Altair de Freitas Cunha - Condenado em segundo grau. Pena: direitos políticos suspensos por três anos, proibido de firmar contratos e receber benefícios ou incentivos fiscais do poder público pelo mesmo período e multa equivalente a cinco remunerações. Como cabe recurso, não foi iniciada a execução da pena. Atualmente é coronel da reserva.
Moisés da Silva Fuchs - Condenado em segundo grau. Proibido de firmar contratos e receber benefícios ou incentivos fiscais do poder público por três anos, suspensão dos direitos políticos por quatro anos e multa equivalente a 12 remunerações. Como cabe recurso, não foi iniciada a execução da pena.
Alex da Rocha Camillo - Condenado em segundo grau. Pena: Proibido de firmar contratos e receber benefícios ou incentivos fiscais do poder público por três anos, suspensão dos direitos políticos por quatro anos e multa equivalente a 10 remunerações. Como cabe recurso, não foi iniciada a execução da pena.
Outros casos
Daniel da Silva Andrade - Chegou a ser condenado pelo Tribunal de Justiça Militar (TJM), mas, no final, acabou absolvido por essa mesma corte na apreciação de um embargo infringente, recurso que pode ser apresentado quando o acórdão do julgamento não é unânime, existindo voto divergente entre os julgadores.
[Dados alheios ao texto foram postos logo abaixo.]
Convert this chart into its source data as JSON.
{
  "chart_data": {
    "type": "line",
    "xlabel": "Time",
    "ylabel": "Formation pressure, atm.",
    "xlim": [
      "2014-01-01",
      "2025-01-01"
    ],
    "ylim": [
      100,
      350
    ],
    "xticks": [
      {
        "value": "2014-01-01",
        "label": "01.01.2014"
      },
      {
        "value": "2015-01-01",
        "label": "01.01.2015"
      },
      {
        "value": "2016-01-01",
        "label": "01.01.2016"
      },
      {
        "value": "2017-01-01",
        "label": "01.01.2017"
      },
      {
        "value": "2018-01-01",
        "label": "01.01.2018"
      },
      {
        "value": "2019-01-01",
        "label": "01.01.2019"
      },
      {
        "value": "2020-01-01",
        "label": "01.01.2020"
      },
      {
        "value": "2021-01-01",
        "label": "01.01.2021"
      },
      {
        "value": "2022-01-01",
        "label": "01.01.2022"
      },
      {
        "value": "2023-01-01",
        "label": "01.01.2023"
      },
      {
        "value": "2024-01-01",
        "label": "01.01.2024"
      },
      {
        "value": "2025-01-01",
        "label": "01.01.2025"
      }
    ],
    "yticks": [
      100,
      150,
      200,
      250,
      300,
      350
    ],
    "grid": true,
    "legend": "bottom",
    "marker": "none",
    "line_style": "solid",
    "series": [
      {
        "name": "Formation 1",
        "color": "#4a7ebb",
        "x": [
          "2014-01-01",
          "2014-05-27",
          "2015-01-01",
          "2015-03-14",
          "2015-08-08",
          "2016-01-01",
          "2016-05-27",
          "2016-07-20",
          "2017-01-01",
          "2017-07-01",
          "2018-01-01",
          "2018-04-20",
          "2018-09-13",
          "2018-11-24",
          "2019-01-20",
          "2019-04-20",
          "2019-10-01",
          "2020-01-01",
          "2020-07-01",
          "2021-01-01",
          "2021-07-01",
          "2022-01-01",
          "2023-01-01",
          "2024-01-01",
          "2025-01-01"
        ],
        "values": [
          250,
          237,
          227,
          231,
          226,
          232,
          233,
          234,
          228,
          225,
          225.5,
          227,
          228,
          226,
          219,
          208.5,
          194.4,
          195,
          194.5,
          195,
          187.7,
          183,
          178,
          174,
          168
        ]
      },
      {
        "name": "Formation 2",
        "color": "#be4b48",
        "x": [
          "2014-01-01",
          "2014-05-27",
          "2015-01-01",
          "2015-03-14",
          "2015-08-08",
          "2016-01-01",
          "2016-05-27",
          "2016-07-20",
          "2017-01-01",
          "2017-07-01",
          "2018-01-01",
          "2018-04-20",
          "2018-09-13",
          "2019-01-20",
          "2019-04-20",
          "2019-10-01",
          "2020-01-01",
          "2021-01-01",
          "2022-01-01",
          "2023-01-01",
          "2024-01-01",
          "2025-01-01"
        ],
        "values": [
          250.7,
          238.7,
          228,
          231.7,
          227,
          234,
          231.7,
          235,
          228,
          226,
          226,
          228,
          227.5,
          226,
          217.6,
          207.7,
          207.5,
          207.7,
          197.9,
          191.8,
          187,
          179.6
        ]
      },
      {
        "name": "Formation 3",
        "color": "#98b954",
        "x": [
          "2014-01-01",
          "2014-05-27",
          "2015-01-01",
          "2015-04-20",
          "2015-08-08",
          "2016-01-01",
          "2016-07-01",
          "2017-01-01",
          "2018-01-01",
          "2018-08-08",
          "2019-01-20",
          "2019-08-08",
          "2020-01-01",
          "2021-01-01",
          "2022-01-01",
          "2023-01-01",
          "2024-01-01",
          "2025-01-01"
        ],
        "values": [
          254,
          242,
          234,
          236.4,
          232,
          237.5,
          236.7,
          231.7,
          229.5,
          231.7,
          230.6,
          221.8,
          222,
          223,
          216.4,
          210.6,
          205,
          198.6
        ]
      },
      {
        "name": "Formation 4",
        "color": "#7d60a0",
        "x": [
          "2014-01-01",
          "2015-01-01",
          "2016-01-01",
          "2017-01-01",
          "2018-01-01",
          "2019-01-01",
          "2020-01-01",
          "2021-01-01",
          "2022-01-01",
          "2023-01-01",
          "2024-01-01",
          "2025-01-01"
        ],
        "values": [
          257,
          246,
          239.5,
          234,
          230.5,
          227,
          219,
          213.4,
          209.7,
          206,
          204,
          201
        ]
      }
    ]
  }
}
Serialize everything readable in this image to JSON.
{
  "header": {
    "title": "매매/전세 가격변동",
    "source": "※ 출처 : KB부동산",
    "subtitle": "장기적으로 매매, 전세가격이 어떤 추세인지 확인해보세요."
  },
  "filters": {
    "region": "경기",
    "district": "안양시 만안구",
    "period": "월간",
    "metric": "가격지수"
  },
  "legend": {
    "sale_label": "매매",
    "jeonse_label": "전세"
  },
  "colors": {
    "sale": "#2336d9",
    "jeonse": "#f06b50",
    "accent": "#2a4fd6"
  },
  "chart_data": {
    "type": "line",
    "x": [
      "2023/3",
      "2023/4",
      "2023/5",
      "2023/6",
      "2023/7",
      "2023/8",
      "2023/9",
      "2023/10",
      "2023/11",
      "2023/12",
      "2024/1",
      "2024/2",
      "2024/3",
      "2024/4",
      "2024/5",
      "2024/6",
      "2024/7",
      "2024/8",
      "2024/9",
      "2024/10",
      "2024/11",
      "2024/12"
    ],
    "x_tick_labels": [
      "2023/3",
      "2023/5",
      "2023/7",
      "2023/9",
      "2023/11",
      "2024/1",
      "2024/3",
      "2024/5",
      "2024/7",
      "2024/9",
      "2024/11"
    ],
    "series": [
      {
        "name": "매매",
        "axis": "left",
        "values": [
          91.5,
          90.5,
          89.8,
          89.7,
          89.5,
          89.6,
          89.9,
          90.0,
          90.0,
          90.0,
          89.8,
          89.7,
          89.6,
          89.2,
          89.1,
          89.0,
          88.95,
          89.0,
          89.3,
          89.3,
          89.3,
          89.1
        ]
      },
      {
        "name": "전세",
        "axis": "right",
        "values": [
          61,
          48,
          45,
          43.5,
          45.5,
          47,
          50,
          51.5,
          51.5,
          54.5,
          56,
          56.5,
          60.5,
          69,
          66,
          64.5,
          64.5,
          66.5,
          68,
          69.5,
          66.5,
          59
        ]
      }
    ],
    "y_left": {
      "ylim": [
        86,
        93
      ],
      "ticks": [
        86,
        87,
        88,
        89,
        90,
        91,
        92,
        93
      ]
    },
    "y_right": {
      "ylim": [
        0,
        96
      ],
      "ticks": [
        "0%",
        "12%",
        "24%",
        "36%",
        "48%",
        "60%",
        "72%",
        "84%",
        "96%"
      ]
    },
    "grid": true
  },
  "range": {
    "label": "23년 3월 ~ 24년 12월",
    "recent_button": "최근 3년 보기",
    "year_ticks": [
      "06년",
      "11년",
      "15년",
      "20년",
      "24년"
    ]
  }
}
Renan Severo Berleze - Teve a punibilidade extinta pelo cumprimento de condições impostas em acordo de suspensão condicional do processo.
Gerson da Rosa Pereira - Sofreu uma condenação, contudo, devido ao tempo de duração do processo e ao tamanho da pena aplicada, acabou beneficiado pela prescrição, resultando na extinção da punibilidade.